So you're telling me that the guest OS uses a significantly different amount of memory based on what hypervisor it's running under, given an identical workload? I don't think I buy that...
One obvious problem I see is that Internet Explorer is obviously a very heavily used application on your terminal server, however, you're using a mix of 32-bit and 64-bit instances of Internet Explorer. The problem with this is that the copy-on-read/write memory and other shared memory techniques that usually benefit a terminal server when multiple sessions are launching the same application, is that they lose those optimization techniques; they cannot be shared among 32 and 64 bit versions.

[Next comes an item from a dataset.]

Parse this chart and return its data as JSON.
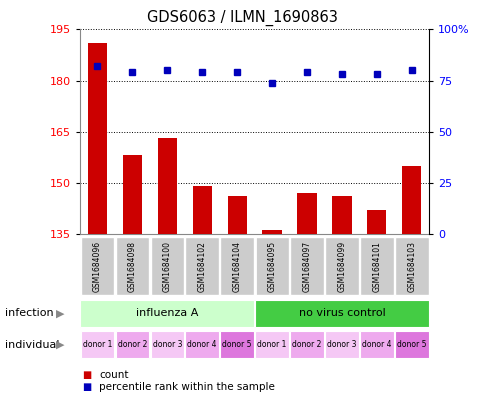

If you standardized all your users on either 32 or 64 bit Internet Explorer, your overall memory usage would be less.
Running an Application
After user logon, the desktop (or application
if in single-application mode) is displayed for the user. When the
user selects a 32-bit application to run, the mouse commands are
passed to the Terminal Server, which launches the selected application
into a new virtual memory space (2-GB application, 2-GB kernel). All
processes on the Terminal Server will share code in kernel and user
modes wherever possible. To achieve the sharing of code between
processes, the Windows NT Virtual Memory (VM) manager uses
copy-on-write page protection. When multiple processes want to read
and write the same memory contents, the VM manager will assign
copy-on-write page protection to the memory region. The processes
(Sessions) will use the same memory contents until a write operation
is performed, at which time the VM manager will copy the physical page
frame to another location, update the process's virtual address to
point to the new page location and now mark the page as read/write.
Copy-on-write is extremely useful and efficient for applications
running on a Terminal Server.
When a Win32-based application such as Microsoft Word is loaded into
physical memory by one process (Session) it is marked as
copy-on-write. When new processes (Sessions) also invoke Word, the
image loader will just point the new processes (Sessions) to the
existing copy because the application is already loaded in memory.
When buffers and user-specific data is required (for example, saving
to a file), the necessary pages will be copied into a new physical
memory location and marked as read/write for the individual process
(Session). The VM manager will protect this memory space from other
processes. Most of an application, however, is shareable code and will
only have a single instance of code in physical memory no matter how
many times it is run.
> It is preferable (although not necessary) to run 32-bit applications
in a Terminal Server environment. The 32-bit applications (Win32) will
allow sharing of code and run more efficiently in multi-user sessions.
Windows NT allows 16-bit applications (Win16) to run in a Win32
environment by creating a virtual MS-DOS-based computer (VDM) for each
Win16 application to execute. All 16-bit output is translated into
Win32 calls, which perform the necessary actions. Because Win16 apps
are executing within their own VDM, code cannot be shared between
applications in multiple sessions. Translation between Win16 and Win32
calls also consumes system resources. Running Win16 applications in a
Terminal Server environment can potentially consume twice the
resources than a comparable Win32-based application will.